An argument against conventional schooling

I love education, but I hate schooling.  

I don’t necessarily hate schooling for what it did to me, as I escaped it with minimal damage. In fact, in some ways, I benefited from schooling, but my benefit came at the expense of others. And that is one of the reasons why I hate schooling.  

I come from a family where schooling is valued aspirationally, but accomplishment has always proven elusive. As of my senior year of high school, no one in my immediate family had graduated from high school, and to my knowledge no one in my extended family had ever attended college.   

In part because my family did not care what type of grades I earned, I never cared much myself. I would study for tests in the hallway before class, but I was not going to burn myself out when I had more serious concerns such as wishing girls liked me or hoping that I’d become a starter on the football team. I wanted to do well at school, but not enough that it ever weighed on me. 

When the topic of college came up, my dad told me that the only way I could afford to go was if I got a full ride. And because I did not have straight A’s, it felt like I was too late in the game to do that. However, at the end of my junior year a teacher informed me that federal service academies were free to attend (in exchange for a military commitment). I decided I would apply to the U.S. Military Academy at West Point. When I learned that I needed to be near the top of my class to have a shot at getting in, I suddenly became concerned about my class ranking.

For the first time I saw academic success as a competitive, relative measure. I could only do well if I left others, my classmates, behind. It would be many more years before I would fully realize that schooling is a sorting mechanism that provides access and opportunity to some, and denies it to most others. 

The sorting mechanism of schooling is great if you win, like I did, I suppose. It is not so great if you got sorted out, like the rest of my family did, though.

In a competition, for every winner there has to be at least one loser. Without losers there can be no winners. But in the game of schooling, being a winner requires many losers. The quality of winning in schoolish pursuits is defined by the number of those who lost (e.g., valedictorian of a large class, admission into a college with a low admission rate). And while schools want to take credit for their winners, they don’t like to take credit for the losers. 

“Competition is for losers” is a mantra of Peter Thiel, the complicated investor who could easily be the poster child for “The Worst Person You Know Just Made A Great Point.” This mantra is central to his advice to entrepreneurs to seek out monopoly positions in his book Zero to One. Thiel argues that it is easier to be successful by avoiding competition than by trying to outcompete others. He writes, “All happy companies are different: each one earns a monopoly by solving a unique problem. All failed companies are the same: they failed to escape competition.” This logic applies to school-age people, as well. 

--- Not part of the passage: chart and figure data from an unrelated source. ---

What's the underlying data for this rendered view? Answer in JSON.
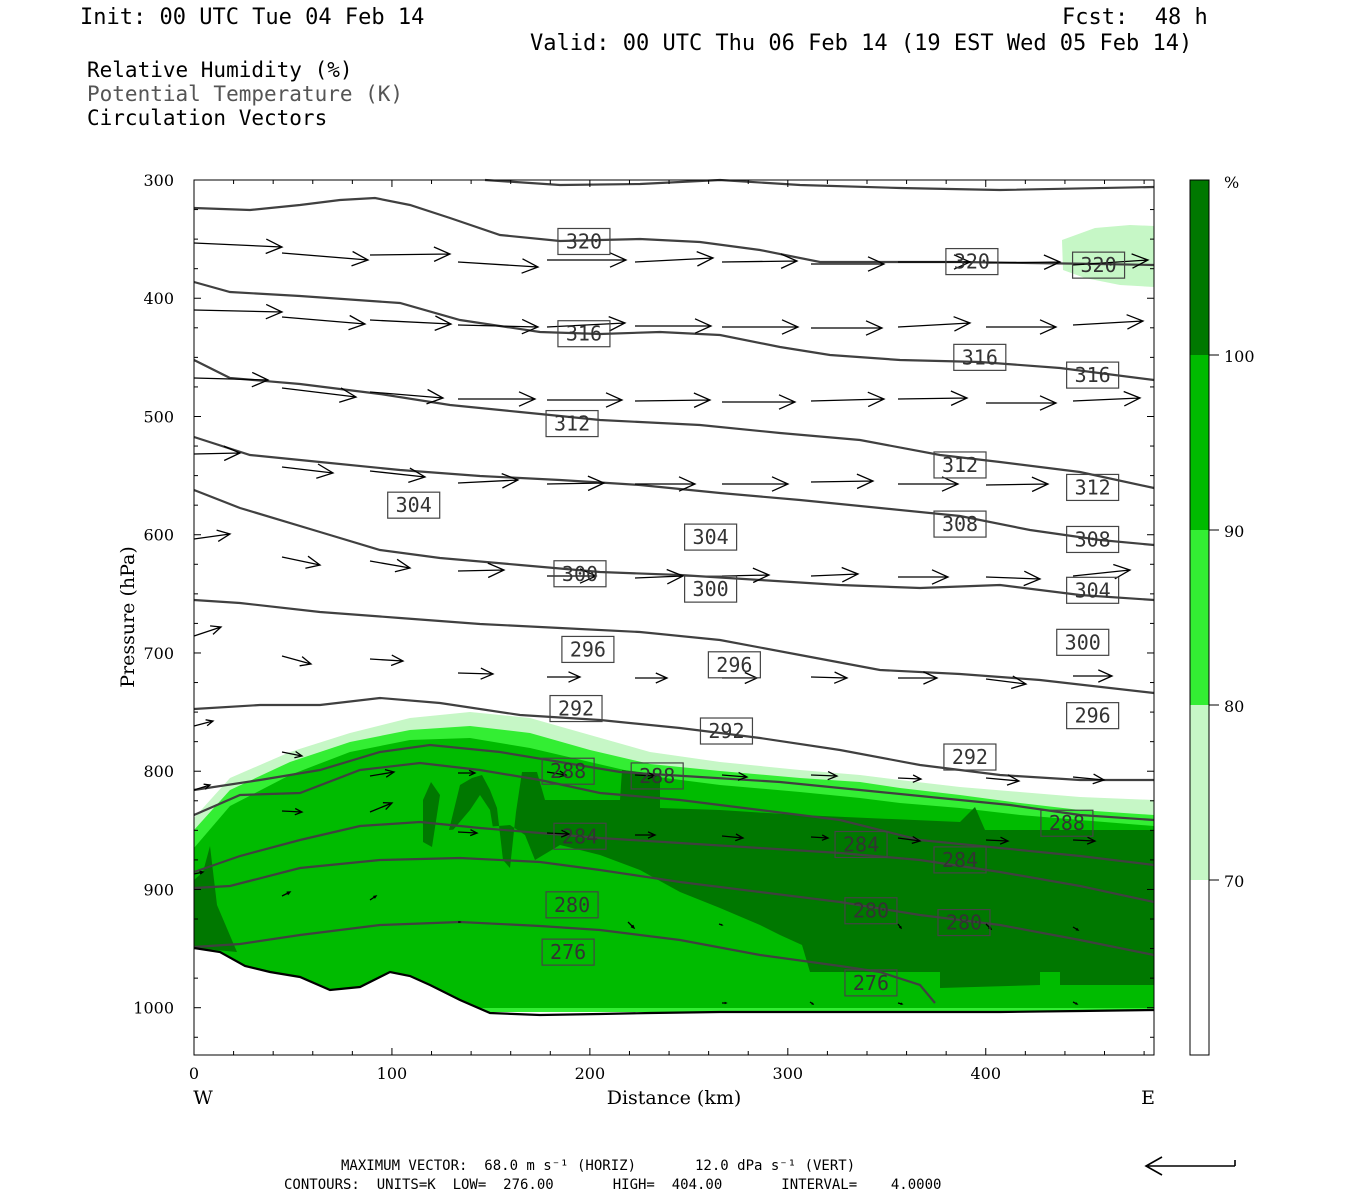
{
  "header": {
    "init": "Init: 00 UTC Tue 04 Feb 14",
    "fcst": "Fcst:  48 h",
    "valid": "Valid: 00 UTC Thu 06 Feb 14 (19 EST Wed 05 Feb 14)"
  },
  "legend": {
    "line1": "Relative Humidity (%)",
    "line2": "Potential Temperature (K)",
    "line3": "Circulation Vectors"
  },
  "footer": {
    "line1": "MAXIMUM VECTOR:  68.0 m s⁻¹ (HORIZ)       12.0 dPa s⁻¹ (VERT)",
    "line2": "CONTOURS:  UNITS=K  LOW=  276.00       HIGH=  404.00       INTERVAL=    4.0000"
  },
  "colors": {
    "rh_70_80": "#c6f7c6",
    "rh_80_90": "#33ee33",
    "rh_90_100": "#00bb00",
    "rh_100": "#007800",
    "contour": "#404040"
  },
  "chart_data": {
    "type": "cross-section",
    "xlabel": "Distance (km)",
    "ylabel": "Pressure (hPa)",
    "xlim": [
      0,
      485
    ],
    "ylim": [
      1040,
      300
    ],
    "x_ticks": [
      "0",
      "100",
      "200",
      "300",
      "400"
    ],
    "y_ticks": [
      "300",
      "400",
      "500",
      "600",
      "700",
      "800",
      "900",
      "1000"
    ],
    "x_end_labels": {
      "left": "W",
      "right": "E"
    },
    "colorbar": {
      "unit": "%",
      "ticks": [
        "70",
        "80",
        "90",
        "100"
      ]
    },
    "contour_labels": [
      {
        "label": "320",
        "x": 197,
        "p": 352
      },
      {
        "label": "320",
        "x": 393,
        "p": 369
      },
      {
        "label": "320",
        "x": 457,
        "p": 372
      },
      {
        "label": "316",
        "x": 197,
        "p": 430
      },
      {
        "label": "316",
        "x": 397,
        "p": 450
      },
      {
        "label": "316",
        "x": 454,
        "p": 465
      },
      {
        "label": "312",
        "x": 191,
        "p": 506
      },
      {
        "label": "312",
        "x": 387,
        "p": 541
      },
      {
        "label": "312",
        "x": 454,
        "p": 560
      },
      {
        "label": "304",
        "x": 111,
        "p": 575
      },
      {
        "label": "304",
        "x": 261,
        "p": 602
      },
      {
        "label": "308",
        "x": 387,
        "p": 591
      },
      {
        "label": "308",
        "x": 454,
        "p": 604
      },
      {
        "label": "300",
        "x": 195,
        "p": 633
      },
      {
        "label": "300",
        "x": 261,
        "p": 646
      },
      {
        "label": "304",
        "x": 454,
        "p": 647
      },
      {
        "label": "296",
        "x": 199,
        "p": 697
      },
      {
        "label": "296",
        "x": 273,
        "p": 710
      },
      {
        "label": "300",
        "x": 449,
        "p": 691
      },
      {
        "label": "292",
        "x": 193,
        "p": 747
      },
      {
        "label": "292",
        "x": 269,
        "p": 766
      },
      {
        "label": "292",
        "x": 392,
        "p": 788
      },
      {
        "label": "296",
        "x": 454,
        "p": 753
      },
      {
        "label": "288",
        "x": 189,
        "p": 800
      },
      {
        "label": "288",
        "x": 234,
        "p": 804
      },
      {
        "label": "288",
        "x": 441,
        "p": 844
      },
      {
        "label": "284",
        "x": 195,
        "p": 855
      },
      {
        "label": "284",
        "x": 337,
        "p": 862
      },
      {
        "label": "284",
        "x": 387,
        "p": 875
      },
      {
        "label": "280",
        "x": 191,
        "p": 913
      },
      {
        "label": "280",
        "x": 342,
        "p": 918
      },
      {
        "label": "280",
        "x": 389,
        "p": 928
      },
      {
        "label": "276",
        "x": 189,
        "p": 953
      },
      {
        "label": "276",
        "x": 342,
        "p": 979
      }
    ]
  }
}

The reality is that without schooling, the losers–each of whom is a human being who wants to lead a meaningful life–would not be labeled as losers. The competition of schooling takes brilliant people with unlimited potential and declares that they are inadequate, curtailing future opportunities, and leading too many of them to conclude that perhaps they really are losers.  

Our educational system both drives and reflects our obsession with competition. Grades themselves allow precise measurement of each student’s competitiveness; pupils with the highest marks receive status and credentials. We teach every young person the same subjects in mostly the same ways, irrespective of individual talents and preferences. Students who don’t learn best by sitting still at a desk are made to feel somehow inferior.

Peter Thiel, Zero to One

And the winners are not immune from the consequences of competition, they are harmed, too. 

Children who excel on conventional measures like tests and assignments end up defining their identities in terms of this weirdly contrived academic parallel reality.

And it gets worse as students ascend to higher levels of the tournament. Elite students climb confidently until they reach a level of competition sufficiently intense to beat their dreams out of them. Higher education is the place where people who had big plans in high school get stuck in fierce rivalries with equally smart peers over conventional careers like management consulting and investment banking. For the privilege of being turned into conformists, students (or their families) pay hundreds of thousands of dollars in skyrocketing tuition that continues to outpace inflation.

Peter Thiel, Zero to One

The good news is that schooling is optional, at least in the United States and select other countries. Through homeschooling, unschooling, or radical alternative learning communities, young people can opt out of the unnecessary and harmful competition of schooling much easier than an entrepreneur can opt out of a competitive marketplace. And one of the greatest benefits of opting out of the competition of schooling is how much space that opens up for education to happen.